In recent years, California has experienced its share of earthquakes and wildfires. The east coast was dumped with feet of snow and bone-chilling temps, brought on by the polar vortex. And record-setting rains left parts of the southwest trapped in dangerous flash floods. The lessons learned from these natural disasters were obvious for many businesses: No matter where your operations are located, you need an effective disaster recovery plan (DRP) to protect your business from potential downtime caused by IT outages and disruptions.
When outlining recovery strategies, it’s also important to keep in mind that IT outages can — and do — occur under normal weather conditions.

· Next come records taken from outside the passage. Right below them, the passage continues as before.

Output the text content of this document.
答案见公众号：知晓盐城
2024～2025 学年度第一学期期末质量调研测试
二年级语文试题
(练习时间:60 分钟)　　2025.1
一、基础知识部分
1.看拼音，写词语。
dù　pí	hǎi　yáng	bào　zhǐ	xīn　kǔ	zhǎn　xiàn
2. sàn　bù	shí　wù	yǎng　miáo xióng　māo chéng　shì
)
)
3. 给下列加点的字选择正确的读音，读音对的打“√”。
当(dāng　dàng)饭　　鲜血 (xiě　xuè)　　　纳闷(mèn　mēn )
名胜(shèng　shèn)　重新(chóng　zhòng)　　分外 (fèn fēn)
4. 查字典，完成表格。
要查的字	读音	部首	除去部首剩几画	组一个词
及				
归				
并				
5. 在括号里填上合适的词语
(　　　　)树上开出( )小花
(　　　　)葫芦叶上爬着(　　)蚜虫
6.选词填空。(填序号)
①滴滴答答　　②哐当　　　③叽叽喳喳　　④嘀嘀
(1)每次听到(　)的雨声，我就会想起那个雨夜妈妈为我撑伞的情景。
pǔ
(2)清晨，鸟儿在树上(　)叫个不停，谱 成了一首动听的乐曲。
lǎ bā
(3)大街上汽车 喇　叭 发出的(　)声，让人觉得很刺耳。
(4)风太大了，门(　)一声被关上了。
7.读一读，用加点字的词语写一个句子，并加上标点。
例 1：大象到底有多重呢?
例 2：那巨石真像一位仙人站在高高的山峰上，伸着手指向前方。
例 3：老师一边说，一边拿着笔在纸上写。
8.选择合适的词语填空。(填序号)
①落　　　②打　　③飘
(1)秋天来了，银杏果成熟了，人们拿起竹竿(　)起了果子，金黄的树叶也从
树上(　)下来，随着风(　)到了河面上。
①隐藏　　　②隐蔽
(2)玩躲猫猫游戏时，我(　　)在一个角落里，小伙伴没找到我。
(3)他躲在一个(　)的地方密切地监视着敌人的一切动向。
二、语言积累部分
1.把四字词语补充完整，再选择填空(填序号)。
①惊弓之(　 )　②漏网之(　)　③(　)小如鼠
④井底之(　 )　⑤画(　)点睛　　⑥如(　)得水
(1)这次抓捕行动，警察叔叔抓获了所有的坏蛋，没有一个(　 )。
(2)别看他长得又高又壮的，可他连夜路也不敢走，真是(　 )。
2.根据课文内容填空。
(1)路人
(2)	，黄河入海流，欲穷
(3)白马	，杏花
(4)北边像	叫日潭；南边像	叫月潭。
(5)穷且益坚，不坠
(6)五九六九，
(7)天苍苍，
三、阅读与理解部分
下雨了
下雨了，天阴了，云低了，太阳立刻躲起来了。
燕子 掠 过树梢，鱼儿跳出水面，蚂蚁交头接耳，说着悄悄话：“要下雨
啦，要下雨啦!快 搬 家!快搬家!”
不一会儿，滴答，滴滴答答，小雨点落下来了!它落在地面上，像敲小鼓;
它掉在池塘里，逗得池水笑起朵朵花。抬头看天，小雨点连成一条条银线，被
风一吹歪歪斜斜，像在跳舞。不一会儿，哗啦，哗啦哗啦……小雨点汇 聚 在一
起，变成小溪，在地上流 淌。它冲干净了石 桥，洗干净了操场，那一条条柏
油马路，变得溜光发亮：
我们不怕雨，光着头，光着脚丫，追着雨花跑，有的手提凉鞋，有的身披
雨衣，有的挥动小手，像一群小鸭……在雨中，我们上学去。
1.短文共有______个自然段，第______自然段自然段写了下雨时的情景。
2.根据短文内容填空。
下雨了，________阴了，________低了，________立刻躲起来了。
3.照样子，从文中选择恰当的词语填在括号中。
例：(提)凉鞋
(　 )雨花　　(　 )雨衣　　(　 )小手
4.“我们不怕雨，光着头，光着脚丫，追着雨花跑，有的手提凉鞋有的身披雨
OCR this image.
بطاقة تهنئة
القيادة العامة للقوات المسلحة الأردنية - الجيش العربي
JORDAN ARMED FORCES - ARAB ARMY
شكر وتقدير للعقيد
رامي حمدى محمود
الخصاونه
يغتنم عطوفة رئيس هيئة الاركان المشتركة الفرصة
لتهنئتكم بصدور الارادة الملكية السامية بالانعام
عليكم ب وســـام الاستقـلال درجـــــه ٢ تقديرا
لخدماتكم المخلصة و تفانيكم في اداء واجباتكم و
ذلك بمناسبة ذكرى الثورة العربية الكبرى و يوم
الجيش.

Maybe you already have a DRP, which outlines steps to get your business running again after a disaster or other events disrupt your physical building, IT equipment and data records. However, if you haven’t updated your DRP recently, it’s time to review it to make sure it accommodates any expansions or changes in your business. If you don’t have a DRP, there’s no better time than now to get started on one.
Whether you’re reviewing or developing your DRP, it’s important to understand the essential components of one that fits the needs of your business. Doing so could save your company up to hundreds of thousands of dollars, especially if a DRP enables you to more efficiently resume normal operations. Here are a few steps to consider when developing a DRP:
1. Assess your business. Your DRP should be developed for all of your IT systems and applications, including desktops, laptops, mobile devices, networks, servers, data and connectivity. It’s important to understand how your company’s resources and activities are all connected
2. Pinpoint areas of vulnerabilities. Do a thorough analysis of your company’s operations. Which areas would be most vulnerable in case of an outage? Is it equipment, software applications, the building, data, hardware? Determine which areas need to be prioritized in strategies under your DRP. Recovery times should be quicker for those functions and processes that are crucial to getting your business back on track again.
3. Develop long-term and short-term recovery plans. Map out plans on what to do immediately following an IT outage, and how to recover in the weeks or months following the incident. Make sure you prioritize action plans for the business functions that should resume first.
4. Evaluate your data center options. If you have an internal facility to protect your data, you may want to consider having more than one facility. You could even consider outsourcing parts or all of your colocation services to a data center that specializes in these services, including IT disaster recovery. A qualified data center also can provide consulting on how to best equip your business in the event of an IT outage.